Traditionally and instinctively retailers believe that if they wish to maximise loyalty and make money from their customers then they need to reward these customers, making them more loyal. But academic research has been sceptical about this approach, stating that since these customers have already demonstrated their loyalty, there is no need to reward them because they have shown their intention to buy the goods. Instead it is suggested that retailers should try to lure a competitor’s customers by offering lower prices.

In an attempt to solve this puzzle, Jiwoong Shin, an associate professor of marketing and K Sudhir, a professor of marketing, both at Yale School of Management, Yale University have asked when is it profitable to reward one’s own customers?

In their research Prof Shin and Prof Sudhir have found that when a small group of customers provide a large percentage of profits and when, at the same time, it is also easy for these customers to switch their custom, then retailers should follow their instincts and reward their customers.

Recognising these factors say the authors gives a crucial insight into when BBP should be used and will allow retailers to “arrive at the right balance between customer acquisition and retention”.

The paper “A customer management dilemma: when is it profitable to reward one’s own customers?” is published in Marketing Science.

If you are a top female executive, are white and perhaps on occasion assert your authority in the workplace, research shows that the chances are that you will be viewed negatively. However, do the same perceptions exist if you are a black female executive?

Robert Livingston, an assistant professor of management at the Kellogg School of Management at Northwestern University and Ashleigh Shelby Rosette, an assistant professor of management at Fuqua School of Business at Duke University say that previous research has shown that white women and black men should be “docile, warm and communal”

To discover whether black female executives are subject to the same stereotypes, they surveyed 84 non-black participants, giving each one a photograph and a fictitious description of a senior executive at a leading company. The participants were then asked questions based on meetings between the executive and a junior employee. In some of these scenarios the executive showed anger and assertiveness, whilst in others the executive appeared more encouraging and compassionate

The results revealed that those black male and white female executives who demonstrated dominant behaviour were seen in a negative light.

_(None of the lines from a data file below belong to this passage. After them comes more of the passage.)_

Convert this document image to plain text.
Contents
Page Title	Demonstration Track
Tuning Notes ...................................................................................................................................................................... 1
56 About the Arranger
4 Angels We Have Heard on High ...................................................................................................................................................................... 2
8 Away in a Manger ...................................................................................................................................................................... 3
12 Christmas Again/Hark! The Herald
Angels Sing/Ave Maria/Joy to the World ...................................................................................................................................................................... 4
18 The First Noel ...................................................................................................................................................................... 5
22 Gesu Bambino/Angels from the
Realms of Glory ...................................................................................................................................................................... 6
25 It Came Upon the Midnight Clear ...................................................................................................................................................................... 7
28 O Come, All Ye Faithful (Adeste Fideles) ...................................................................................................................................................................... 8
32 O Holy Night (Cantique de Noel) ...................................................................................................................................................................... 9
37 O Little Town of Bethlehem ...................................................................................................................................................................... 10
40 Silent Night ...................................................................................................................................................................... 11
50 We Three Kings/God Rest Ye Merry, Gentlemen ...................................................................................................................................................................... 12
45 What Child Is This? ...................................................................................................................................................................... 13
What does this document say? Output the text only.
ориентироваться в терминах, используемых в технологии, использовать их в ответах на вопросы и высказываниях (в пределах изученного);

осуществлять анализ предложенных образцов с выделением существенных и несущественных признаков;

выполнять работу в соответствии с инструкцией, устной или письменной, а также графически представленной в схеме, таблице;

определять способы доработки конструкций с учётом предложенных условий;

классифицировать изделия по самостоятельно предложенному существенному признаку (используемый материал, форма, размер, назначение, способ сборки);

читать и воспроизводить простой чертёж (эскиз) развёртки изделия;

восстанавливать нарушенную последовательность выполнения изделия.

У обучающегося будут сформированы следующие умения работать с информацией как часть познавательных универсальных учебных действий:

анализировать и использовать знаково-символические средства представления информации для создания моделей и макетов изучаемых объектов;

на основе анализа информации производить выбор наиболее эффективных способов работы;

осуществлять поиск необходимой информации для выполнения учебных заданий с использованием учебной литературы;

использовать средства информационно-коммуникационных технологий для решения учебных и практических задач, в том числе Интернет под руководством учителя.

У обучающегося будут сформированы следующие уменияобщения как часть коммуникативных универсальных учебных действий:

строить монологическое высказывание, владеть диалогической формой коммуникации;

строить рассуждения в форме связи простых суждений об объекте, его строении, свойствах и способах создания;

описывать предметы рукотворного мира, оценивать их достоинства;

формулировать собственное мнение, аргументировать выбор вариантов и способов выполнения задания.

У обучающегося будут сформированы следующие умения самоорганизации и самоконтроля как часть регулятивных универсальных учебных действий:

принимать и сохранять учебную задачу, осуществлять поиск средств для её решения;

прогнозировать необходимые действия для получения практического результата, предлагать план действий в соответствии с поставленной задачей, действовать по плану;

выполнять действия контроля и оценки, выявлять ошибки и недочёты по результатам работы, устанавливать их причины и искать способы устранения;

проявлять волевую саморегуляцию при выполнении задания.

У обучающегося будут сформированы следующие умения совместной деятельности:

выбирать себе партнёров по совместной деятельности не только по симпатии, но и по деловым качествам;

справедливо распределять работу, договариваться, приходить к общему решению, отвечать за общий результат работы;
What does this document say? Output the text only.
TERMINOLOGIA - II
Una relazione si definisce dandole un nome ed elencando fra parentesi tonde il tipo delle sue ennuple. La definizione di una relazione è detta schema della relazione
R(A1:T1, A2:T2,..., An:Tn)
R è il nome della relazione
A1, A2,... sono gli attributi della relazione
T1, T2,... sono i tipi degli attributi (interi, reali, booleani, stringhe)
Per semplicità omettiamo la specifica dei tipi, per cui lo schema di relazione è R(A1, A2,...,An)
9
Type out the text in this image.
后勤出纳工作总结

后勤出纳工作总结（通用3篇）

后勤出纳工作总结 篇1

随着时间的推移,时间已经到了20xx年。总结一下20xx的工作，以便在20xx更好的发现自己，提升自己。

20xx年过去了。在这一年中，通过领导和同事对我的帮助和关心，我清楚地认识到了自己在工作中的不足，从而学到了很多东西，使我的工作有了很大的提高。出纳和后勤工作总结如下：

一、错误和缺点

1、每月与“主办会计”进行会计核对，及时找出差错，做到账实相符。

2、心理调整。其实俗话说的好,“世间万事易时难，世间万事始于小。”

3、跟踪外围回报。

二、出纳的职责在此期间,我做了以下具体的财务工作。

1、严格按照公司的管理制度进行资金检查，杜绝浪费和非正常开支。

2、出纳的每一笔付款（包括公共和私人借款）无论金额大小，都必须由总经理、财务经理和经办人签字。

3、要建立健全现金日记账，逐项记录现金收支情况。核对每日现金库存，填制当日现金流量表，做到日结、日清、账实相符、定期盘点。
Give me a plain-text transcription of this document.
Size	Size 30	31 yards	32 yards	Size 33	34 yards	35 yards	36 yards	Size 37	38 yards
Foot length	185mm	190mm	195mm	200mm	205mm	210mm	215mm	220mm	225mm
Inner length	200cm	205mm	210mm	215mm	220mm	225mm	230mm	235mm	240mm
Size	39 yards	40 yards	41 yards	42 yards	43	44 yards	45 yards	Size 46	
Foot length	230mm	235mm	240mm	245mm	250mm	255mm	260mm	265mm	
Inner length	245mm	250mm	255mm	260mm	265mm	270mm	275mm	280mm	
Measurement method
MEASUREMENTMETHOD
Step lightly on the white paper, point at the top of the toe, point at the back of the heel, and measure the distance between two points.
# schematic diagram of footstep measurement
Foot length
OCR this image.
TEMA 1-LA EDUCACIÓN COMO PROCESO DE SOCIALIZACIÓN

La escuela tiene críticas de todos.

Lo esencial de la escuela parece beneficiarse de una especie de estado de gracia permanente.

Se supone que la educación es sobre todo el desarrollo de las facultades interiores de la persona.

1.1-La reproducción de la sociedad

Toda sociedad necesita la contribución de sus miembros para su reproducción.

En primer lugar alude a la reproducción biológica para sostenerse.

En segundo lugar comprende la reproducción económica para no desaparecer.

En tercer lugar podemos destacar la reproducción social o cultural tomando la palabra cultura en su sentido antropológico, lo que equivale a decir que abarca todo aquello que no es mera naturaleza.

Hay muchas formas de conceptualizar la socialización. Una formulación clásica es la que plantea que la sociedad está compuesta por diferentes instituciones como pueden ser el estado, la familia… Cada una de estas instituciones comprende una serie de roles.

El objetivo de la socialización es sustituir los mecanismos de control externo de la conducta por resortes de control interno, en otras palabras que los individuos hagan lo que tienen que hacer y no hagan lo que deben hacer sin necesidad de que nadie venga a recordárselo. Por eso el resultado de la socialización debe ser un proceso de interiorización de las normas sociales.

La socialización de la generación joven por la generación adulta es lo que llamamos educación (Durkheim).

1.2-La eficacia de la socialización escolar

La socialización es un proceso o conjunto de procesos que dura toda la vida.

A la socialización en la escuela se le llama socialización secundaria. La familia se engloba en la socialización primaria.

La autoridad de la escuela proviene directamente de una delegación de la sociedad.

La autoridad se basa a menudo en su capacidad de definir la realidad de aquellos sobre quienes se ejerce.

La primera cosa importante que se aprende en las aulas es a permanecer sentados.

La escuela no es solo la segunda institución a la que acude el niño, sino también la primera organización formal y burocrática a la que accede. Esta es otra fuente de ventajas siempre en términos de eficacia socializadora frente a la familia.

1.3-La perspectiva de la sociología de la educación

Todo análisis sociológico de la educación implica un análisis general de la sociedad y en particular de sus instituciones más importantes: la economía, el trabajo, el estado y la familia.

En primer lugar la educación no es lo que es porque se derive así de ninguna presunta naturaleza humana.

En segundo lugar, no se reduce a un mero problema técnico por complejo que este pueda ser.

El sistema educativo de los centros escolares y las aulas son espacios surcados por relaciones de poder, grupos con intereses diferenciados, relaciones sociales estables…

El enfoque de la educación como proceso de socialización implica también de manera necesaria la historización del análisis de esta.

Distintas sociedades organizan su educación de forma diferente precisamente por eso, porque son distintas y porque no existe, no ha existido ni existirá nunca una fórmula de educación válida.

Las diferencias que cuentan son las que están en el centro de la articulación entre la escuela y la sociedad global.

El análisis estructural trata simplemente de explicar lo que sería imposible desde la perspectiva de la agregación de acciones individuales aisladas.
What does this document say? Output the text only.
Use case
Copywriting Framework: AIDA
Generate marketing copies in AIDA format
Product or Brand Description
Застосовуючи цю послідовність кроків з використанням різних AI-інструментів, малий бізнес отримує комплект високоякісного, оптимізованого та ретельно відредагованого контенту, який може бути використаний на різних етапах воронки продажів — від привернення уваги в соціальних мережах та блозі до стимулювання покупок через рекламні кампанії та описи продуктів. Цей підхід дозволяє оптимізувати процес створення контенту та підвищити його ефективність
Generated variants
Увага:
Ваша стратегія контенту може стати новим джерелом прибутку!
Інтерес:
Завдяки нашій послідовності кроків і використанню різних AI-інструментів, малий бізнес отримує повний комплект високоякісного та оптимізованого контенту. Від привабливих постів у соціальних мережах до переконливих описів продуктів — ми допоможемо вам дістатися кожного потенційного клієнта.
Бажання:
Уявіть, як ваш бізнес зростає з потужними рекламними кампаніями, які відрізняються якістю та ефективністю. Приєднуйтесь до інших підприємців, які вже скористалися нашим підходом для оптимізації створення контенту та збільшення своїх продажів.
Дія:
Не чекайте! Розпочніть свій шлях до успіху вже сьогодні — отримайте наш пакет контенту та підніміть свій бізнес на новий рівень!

But, white male and black female executives did not receive the same negative evaluation if they displayed anger or asserted their authority.

In the case of black women Prof Livingston suggests the reason for this might be because black women “do not represent the same level of threat as black men, nor do they activate the same level of ‘surprise’ as white women who behave assertively”.

Prof Rosette says that their findings challenge previous theories that assumed that because of both her race and her gender a black female leader would be subject to double the negative perceptions.

“The intersection of race and gender may place dominant black women in a unique position that buffers them from some of the racial prejudices aimed at black male leaders and the gender biases directed toward white female leaders, “ she says

The research, “Can an agentic black woman get ahead? The impact of race and interpersonal dominance on perceptions of female leaders” will be published online in the journal of Psychological Science.

This article has been amended since original publication.